Loyola College, a Catholic school in Watsonia, Victoria, suffered a significant ransomware attack in late August 2025 when the Interlock ransomware group claimed responsibility on 29 August 2025. The attackers exfiltrated 591 gigabytes of data comprising over 430,000 files and published the full dataset on the darknet, including passports of current and past employees, detailed financial records, tax details, and court orders. The breach affected 1,656 individuals including students and staff.

What Happened

In late August 2025, Loyola College was targeted by the Interlock ransomware group, which publicly claimed responsibility on 29 August 2025. Interlock exfiltrated 591 gigabytes of data consisting of more than 430,000 files organised in over 35,000 folders. The ransomware group published the complete dataset on the darknet in several file groups. The stolen data included highly sensitive information such as passports of current and former employees, detailed financial records, tax details, and court orders.
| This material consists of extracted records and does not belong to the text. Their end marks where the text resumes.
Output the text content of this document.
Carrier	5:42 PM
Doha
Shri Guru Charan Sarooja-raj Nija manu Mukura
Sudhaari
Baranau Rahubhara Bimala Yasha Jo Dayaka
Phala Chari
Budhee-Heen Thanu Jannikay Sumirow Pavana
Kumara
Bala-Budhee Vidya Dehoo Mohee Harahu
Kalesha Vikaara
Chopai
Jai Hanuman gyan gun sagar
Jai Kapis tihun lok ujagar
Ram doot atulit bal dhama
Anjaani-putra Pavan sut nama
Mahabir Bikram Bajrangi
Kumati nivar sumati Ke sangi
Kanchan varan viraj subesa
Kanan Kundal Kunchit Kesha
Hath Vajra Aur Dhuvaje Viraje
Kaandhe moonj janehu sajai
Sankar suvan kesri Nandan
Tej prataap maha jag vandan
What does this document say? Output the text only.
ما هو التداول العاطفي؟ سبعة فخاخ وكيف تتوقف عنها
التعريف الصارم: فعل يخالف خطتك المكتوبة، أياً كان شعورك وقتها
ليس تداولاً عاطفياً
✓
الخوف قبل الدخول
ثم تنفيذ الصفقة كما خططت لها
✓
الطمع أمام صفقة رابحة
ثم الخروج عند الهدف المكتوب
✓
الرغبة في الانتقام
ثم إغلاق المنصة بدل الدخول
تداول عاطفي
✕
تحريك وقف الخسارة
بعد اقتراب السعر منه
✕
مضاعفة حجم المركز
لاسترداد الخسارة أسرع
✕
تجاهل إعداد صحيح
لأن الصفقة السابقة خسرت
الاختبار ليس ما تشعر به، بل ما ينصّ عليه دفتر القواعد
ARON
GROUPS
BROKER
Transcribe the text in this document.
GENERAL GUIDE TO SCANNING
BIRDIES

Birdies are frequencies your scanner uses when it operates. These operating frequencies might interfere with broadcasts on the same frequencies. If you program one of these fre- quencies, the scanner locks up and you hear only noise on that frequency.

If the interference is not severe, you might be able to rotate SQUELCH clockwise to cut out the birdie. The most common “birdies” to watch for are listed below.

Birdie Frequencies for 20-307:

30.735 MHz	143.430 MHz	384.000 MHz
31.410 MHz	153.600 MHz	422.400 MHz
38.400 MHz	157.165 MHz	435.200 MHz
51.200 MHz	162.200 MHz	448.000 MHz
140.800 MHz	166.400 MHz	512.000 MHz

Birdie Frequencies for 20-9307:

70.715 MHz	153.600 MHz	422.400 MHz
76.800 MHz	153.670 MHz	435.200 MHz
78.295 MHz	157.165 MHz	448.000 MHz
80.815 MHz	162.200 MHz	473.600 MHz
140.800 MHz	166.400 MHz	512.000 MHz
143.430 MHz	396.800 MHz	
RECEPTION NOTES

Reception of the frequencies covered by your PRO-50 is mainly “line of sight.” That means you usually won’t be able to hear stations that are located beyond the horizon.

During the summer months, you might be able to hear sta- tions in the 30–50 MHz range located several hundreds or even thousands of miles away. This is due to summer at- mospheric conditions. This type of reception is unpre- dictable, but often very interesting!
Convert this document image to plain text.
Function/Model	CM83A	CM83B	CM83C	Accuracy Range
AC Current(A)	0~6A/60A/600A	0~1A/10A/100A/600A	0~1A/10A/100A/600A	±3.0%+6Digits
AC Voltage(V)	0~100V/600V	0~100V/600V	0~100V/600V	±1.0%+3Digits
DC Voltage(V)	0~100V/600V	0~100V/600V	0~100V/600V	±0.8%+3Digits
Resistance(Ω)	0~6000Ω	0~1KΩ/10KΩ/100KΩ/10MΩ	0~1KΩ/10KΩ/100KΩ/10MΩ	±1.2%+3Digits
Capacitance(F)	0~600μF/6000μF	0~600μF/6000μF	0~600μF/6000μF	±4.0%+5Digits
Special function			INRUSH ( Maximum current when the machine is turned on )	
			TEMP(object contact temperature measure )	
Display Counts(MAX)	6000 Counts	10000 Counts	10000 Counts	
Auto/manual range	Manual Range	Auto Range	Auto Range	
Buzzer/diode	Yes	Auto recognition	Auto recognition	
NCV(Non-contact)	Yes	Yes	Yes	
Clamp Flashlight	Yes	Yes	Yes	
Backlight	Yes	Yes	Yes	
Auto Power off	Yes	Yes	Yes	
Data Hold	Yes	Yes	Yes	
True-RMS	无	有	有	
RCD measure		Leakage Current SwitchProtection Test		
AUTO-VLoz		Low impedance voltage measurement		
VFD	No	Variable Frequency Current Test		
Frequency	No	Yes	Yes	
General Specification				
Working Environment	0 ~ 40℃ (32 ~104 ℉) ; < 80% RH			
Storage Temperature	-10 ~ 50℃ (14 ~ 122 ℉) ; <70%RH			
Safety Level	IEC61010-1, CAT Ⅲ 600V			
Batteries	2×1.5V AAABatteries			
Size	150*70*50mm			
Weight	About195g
Interlock, which first emerged in September 2024, identified Loyola College as its first Australian victim.

Impact on Individuals

The breach affected 1,656 individuals associated with Loyola College: 1,446 enrolled students, 131 teaching staff members, and 79 non-teaching staff members. The exposure of employee passports, financial records, tax details, and court orders created significant risks for identity theft and fraud. The publication of such sensitive information on the darknet raised particular concerns for the school community's privacy and security.

Organisational Response

Loyola College confirmed the cyber incident and immediately reset all staff, student, and parent passwords as a security precaution. The Catholic college engaged external cybersecurity experts to investigate the extent of the breach and determine the full scope of compromised information. The school communicated with its community about the incident and took steps to secure its systems.